- Born: c.1994
- Occupation: sex worker
- Known for: trans-woman appealing her rights

= Jana Gonani =

Malawian LGBTQ rights activist

Jana Gonani (born c. 1994) is a Malawian prisoner and LGBTQ rights activist. Gonani, who is a trans woman, was arrested in 2021 while working as a sex worker, and imprisoned on charges of "unnatural acts" and obtaining money by deception. She challenged her convictions based on Malawi's constitution, but lost her appeal in 2024. She was sent to Chichiri Prison, a men's prison in Blantyre, in line with the low level of LGBTQ rights in Malawi.

==Life==
Gonani was born in about 1994.

=== Arrest and imprisonment ===
Gonani was working in Mangochi when she and others were apprehended by the police in September 2021. Another man claimed that he had understood that she was a woman and she had misrepresented herself to him and his friend. Gonani had sex with one of them. The male police officer forced her to have an examination where they determined that she had male genitalia. Gonani asserted that she was a trans woman, and the police sent her for a mental health assessment. She was sentenced to eight years in jail, which she began in December 2021. She was sent to Chichiri Prison in Blantyre.

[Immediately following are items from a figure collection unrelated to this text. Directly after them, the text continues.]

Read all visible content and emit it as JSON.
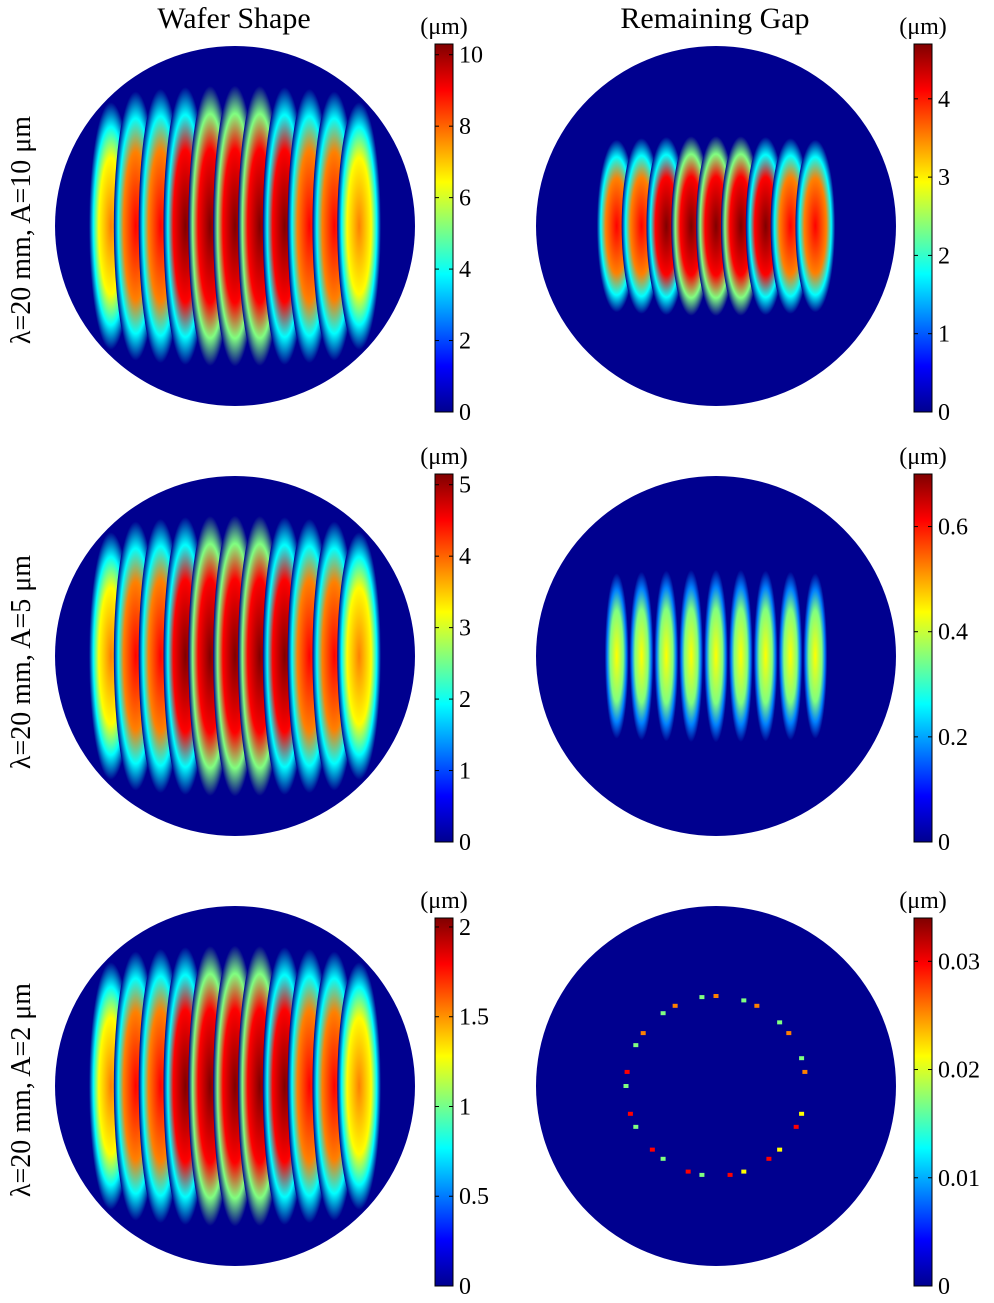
{
  "columns": [
    "Wafer Shape",
    "Remaining Gap"
  ],
  "rows": [
    "λ=20 mm, A=10 μm",
    "λ=20 mm, A=5 μm",
    "λ=20 mm, A=2 μm"
  ],
  "unit_label": "(μm)",
  "colormap": [
    "#00008f",
    "#0000ff",
    "#0080ff",
    "#00ffff",
    "#80ff80",
    "#ffff00",
    "#ff8000",
    "#ff0000",
    "#800000"
  ],
  "background_color": "#00008f",
  "chart_data": [
    {
      "type": "heatmap",
      "title": "Wafer Shape",
      "row": "λ=20 mm, A=10 μm",
      "colorbar": {
        "unit": "(μm)",
        "range": [
          0,
          10.3
        ],
        "ticks": [
          0,
          2,
          4,
          6,
          8,
          10
        ],
        "tick_labels": [
          "0",
          "2",
          "4",
          "6",
          "8",
          "10"
        ]
      },
      "pattern": "stripes",
      "fringes": 11,
      "peak": 10.3,
      "envelope_radius": 0.78,
      "stripe_width": 0.55
    },
    {
      "type": "heatmap",
      "title": "Remaining Gap",
      "row": "λ=20 mm, A=10 μm",
      "colorbar": {
        "unit": "(μm)",
        "range": [
          0,
          4.7
        ],
        "ticks": [
          0,
          1,
          2,
          3,
          4
        ],
        "tick_labels": [
          "0",
          "1",
          "2",
          "3",
          "4"
        ]
      },
      "pattern": "stripes",
      "fringes": 9,
      "peak": 4.7,
      "envelope_radius": 0.5,
      "stripe_width": 0.5
    },
    {
      "type": "heatmap",
      "title": "Wafer Shape",
      "row": "λ=20 mm, A=5 μm",
      "colorbar": {
        "unit": "(μm)",
        "range": [
          0,
          5.15
        ],
        "ticks": [
          0,
          1,
          2,
          3,
          4,
          5
        ],
        "tick_labels": [
          "0",
          "1",
          "2",
          "3",
          "4",
          "5"
        ]
      },
      "pattern": "stripes",
      "fringes": 11,
      "peak": 5.15,
      "envelope_radius": 0.78,
      "stripe_width": 0.55
    },
    {
      "type": "heatmap",
      "title": "Remaining Gap",
      "row": "λ=20 mm, A=5 μm",
      "colorbar": {
        "unit": "(μm)",
        "range": [
          0,
          0.7
        ],
        "ticks": [
          0,
          0.2,
          0.4,
          0.6
        ],
        "tick_labels": [
          "0",
          "0.2",
          "0.4",
          "0.6"
        ]
      },
      "pattern": "stripes",
      "fringes": 9,
      "peak": 0.46,
      "envelope_radius": 0.48,
      "stripe_width": 0.3
    },
    {
      "type": "heatmap",
      "title": "Wafer Shape",
      "row": "λ=20 mm, A=2 μm",
      "colorbar": {
        "unit": "(μm)",
        "range": [
          0,
          2.05
        ],
        "ticks": [
          0,
          0.5,
          1,
          1.5,
          2
        ],
        "tick_labels": [
          "0",
          "0.5",
          "1",
          "1.5",
          "2"
        ]
      },
      "pattern": "stripes",
      "fringes": 11,
      "peak": 2.05,
      "envelope_radius": 0.78,
      "stripe_width": 0.55
    },
    {
      "type": "heatmap",
      "title": "Remaining Gap",
      "row": "λ=20 mm, A=2 μm",
      "colorbar": {
        "unit": "(μm)",
        "range": [
          0,
          0.034
        ],
        "ticks": [
          0,
          0.01,
          0.02,
          0.03
        ],
        "tick_labels": [
          "0",
          "0.01",
          "0.02",
          "0.03"
        ]
      },
      "pattern": "ring",
      "ring_radius": 0.5,
      "peak": 0.03
    }
  ]
}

==== Appeal and protests ====
Gonani was supported in her appeal by the Nyasa Rainbow Alliance in February 2022.

Protesters created placards lauding marriages between a man and a woman, in Blantyre, 13 July 2023

The case attracted multi-faith protests because Malawi's laws were both controversial and unclear. A law proscribed against the order of nature without being more specific where as the constitution prevents discrimination against people because of "other status or condition". The court in Mangochi had assumed that until the high courts or parliament made their position clear then acts of homosexuality were illegal. Gonami was given two sentences of three years for deception and eight years for same-sex sex. The case was referred to a panel of high court judges.

In 2024, Gonani and Juan Wilem Akster, a Dutch national, took their case to court. They argued that the laws against homosexuality were unconstitutional. It was heard by a three judge panel of Judge Vikochi Chima, Justice Chimbizgani Kacheche and the chairperson was Justice Joseph Chigona. They rejected the case, noting that Gonani and Akster had failed to present any evidence that persuaded the judges that the law was unconstitutional.